Immunization of mice with type II collagen leads to the development of arthritis in the collagen-induced arthritis (CIA) model of RA. A number of anti-inflammatory compounds are effective in reducing inflammation in this model of arthritis. 

This study was designed to establish a mouse model of RA and test the efficacy of the anti-inflammatory reference compound, Dexamethasone, in the CIA model of RA.

Average clinical score of untreated, vehicle-treated and dexamethosone-treated mice in a collagen-induced arthritis model.

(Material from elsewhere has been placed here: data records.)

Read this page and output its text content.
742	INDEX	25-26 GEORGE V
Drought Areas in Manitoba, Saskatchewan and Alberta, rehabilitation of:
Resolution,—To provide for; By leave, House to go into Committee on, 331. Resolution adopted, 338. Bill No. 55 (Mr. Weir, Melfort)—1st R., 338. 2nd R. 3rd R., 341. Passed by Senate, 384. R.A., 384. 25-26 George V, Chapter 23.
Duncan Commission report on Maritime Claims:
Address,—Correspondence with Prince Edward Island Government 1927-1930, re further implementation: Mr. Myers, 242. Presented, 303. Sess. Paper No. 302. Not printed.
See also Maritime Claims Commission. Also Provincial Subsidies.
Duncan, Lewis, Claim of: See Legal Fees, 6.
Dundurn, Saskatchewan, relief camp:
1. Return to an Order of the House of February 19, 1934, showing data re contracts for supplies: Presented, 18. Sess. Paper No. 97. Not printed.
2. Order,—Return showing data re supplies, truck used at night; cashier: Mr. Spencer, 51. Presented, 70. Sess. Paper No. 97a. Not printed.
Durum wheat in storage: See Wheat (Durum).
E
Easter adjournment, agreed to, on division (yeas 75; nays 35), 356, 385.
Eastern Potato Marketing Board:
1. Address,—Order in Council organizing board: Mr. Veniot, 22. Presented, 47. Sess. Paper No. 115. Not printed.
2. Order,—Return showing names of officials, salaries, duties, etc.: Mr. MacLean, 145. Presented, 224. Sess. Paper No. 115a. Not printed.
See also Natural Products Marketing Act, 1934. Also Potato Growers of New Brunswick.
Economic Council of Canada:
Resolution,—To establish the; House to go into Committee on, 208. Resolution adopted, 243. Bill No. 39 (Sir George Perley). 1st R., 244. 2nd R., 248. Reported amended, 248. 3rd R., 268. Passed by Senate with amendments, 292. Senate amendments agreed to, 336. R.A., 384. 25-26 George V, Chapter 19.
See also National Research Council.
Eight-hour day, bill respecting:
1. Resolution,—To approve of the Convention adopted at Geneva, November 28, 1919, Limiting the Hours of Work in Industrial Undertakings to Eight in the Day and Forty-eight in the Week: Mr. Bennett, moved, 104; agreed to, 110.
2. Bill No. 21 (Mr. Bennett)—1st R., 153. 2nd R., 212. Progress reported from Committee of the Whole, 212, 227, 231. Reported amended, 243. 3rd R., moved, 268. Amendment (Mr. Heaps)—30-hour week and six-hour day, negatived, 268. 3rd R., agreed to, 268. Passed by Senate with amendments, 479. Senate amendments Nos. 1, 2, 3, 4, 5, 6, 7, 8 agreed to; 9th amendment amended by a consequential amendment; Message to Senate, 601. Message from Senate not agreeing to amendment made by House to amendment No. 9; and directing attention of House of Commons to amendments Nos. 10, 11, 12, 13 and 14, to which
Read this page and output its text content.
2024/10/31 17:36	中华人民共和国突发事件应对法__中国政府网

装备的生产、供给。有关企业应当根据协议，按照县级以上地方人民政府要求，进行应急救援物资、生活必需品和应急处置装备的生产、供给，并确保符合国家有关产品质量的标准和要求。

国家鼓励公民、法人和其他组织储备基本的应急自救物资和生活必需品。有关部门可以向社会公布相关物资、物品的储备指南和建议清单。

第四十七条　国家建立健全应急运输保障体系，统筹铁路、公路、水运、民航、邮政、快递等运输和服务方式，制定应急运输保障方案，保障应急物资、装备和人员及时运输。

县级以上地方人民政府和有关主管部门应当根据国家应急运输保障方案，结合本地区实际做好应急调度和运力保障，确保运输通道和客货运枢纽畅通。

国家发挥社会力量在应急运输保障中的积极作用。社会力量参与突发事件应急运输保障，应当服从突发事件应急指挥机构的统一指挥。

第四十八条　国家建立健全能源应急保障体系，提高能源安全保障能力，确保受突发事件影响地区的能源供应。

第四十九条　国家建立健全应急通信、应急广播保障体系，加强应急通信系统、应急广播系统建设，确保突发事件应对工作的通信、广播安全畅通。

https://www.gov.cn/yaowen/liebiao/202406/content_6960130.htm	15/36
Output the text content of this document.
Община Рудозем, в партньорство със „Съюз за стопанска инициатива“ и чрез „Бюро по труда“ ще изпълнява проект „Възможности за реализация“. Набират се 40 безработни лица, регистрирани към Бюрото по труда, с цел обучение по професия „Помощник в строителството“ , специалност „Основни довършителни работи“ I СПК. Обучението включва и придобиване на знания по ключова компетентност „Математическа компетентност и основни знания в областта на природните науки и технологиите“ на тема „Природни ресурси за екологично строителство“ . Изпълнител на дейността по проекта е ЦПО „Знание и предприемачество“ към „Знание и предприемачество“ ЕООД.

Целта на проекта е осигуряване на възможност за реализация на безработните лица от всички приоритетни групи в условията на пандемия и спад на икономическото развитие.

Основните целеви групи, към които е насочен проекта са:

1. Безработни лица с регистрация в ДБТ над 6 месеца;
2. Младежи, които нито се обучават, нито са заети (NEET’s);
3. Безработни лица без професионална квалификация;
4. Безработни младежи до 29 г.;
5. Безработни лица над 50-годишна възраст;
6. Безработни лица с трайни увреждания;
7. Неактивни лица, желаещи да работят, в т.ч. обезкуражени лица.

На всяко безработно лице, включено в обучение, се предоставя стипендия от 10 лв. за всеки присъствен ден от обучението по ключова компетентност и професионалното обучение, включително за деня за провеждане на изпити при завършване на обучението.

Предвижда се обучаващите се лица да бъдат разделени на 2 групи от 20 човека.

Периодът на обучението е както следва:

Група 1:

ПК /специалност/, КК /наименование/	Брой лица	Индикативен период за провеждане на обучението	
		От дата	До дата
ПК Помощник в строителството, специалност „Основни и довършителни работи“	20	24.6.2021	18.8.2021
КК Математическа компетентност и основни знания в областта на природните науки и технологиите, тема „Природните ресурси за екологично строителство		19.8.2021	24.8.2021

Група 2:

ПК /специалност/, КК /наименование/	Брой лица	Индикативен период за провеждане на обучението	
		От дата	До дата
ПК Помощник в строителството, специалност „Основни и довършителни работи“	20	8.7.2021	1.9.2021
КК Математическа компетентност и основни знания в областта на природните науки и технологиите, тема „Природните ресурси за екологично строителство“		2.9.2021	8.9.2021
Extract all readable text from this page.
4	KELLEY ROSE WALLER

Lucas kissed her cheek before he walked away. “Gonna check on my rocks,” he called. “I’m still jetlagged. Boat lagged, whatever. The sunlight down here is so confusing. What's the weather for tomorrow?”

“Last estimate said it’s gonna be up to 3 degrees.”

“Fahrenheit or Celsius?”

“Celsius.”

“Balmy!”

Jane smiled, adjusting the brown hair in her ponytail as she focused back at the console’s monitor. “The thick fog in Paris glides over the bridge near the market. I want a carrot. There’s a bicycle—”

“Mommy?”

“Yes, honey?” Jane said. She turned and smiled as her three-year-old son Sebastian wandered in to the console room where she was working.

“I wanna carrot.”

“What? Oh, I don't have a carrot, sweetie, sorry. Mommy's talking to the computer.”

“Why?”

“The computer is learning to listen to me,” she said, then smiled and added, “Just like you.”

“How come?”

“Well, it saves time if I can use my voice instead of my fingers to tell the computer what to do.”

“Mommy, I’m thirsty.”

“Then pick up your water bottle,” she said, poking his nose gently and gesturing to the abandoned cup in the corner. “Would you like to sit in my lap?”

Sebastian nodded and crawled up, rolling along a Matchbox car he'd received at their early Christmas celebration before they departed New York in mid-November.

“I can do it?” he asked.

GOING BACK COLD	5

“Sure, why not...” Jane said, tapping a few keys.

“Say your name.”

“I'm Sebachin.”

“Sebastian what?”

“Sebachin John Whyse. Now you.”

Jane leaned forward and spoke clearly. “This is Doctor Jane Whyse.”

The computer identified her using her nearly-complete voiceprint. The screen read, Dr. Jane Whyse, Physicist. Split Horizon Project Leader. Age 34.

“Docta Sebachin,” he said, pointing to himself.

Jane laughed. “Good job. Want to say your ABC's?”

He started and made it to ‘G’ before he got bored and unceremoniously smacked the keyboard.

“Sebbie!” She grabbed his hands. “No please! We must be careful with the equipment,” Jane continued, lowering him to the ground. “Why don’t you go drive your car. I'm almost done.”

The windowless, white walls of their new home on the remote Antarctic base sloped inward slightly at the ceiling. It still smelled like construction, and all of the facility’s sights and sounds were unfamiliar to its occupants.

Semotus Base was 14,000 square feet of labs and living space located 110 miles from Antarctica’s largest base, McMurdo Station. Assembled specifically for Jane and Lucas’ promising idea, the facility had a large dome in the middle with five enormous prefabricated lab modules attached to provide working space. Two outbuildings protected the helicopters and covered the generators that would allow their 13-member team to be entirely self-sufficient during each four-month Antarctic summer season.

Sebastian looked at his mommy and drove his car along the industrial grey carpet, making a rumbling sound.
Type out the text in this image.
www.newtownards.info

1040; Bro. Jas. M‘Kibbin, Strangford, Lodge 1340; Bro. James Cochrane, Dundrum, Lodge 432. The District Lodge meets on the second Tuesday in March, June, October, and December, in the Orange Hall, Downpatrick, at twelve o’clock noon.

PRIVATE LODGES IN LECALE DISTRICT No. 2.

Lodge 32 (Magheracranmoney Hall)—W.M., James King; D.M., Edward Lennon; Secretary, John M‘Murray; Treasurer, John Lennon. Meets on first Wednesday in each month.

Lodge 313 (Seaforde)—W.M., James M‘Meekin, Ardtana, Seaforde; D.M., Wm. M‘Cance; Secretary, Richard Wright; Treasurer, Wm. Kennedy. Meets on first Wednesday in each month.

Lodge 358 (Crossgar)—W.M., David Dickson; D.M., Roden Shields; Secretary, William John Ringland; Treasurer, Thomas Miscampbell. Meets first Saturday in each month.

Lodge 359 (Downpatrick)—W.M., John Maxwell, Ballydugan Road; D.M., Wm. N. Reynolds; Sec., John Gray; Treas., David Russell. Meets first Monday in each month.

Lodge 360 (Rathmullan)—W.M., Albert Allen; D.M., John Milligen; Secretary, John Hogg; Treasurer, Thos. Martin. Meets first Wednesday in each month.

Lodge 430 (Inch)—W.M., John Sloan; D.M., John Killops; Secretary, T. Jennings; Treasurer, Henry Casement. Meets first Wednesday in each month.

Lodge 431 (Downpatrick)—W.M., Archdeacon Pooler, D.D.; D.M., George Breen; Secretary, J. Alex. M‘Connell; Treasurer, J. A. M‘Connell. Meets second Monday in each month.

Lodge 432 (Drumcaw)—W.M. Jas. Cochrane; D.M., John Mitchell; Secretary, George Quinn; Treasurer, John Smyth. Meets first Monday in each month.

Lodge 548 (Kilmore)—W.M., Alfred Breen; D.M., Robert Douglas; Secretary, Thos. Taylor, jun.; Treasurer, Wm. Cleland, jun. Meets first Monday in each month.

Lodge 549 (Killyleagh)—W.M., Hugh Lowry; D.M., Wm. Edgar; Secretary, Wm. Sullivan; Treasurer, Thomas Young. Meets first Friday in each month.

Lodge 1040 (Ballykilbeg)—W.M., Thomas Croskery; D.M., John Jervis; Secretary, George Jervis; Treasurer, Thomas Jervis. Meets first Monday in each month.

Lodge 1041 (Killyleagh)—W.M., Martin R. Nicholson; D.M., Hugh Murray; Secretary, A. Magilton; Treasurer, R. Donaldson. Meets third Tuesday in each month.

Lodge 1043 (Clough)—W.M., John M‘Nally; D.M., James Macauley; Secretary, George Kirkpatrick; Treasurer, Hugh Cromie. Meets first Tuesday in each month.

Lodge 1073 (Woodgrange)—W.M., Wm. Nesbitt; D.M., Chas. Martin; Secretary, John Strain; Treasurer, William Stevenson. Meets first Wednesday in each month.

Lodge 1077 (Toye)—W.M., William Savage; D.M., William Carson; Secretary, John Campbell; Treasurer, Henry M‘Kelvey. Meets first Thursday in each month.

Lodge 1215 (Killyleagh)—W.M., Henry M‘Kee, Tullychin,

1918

Average combined clinical score of all four paws. Clinical scores were assessed five days a week beginning on Day 27 and ending on Day 42.
Clinical Scoring Scale:

  1. No clinical signs; normal activity
  2. Hind or forepaw joint affected or minimal diffuse erythema/swelling
  3. Hind or forepaw joints affected or mild diffuse erythema/swellin
  4. Hind or forepaw joints affected or moderate diffuse erythema/swelling
  5. Marked diffuse erythema/swelling or digital joints affected
  6. Severe diffuse erythema/swelling of the entire paw, unable to flex digits

Based on the clinical score system, vehicle treated mice displayed an increase in inflammation severity throughout the course of the study.  The Dexamethasone treated mice displayed a significant decrease in inflammation following drug administration that continued throughout the dosing period of fourteen days when compared to vehicle treated mice. Dexamethasone is a potent corticosteroid and reversed RA symptoms. Untreated sham mice maintained a clinical score of 0 throughout the study.  Data are mean ± SEM; ** = p<0.01 compared to vehicle (N=8).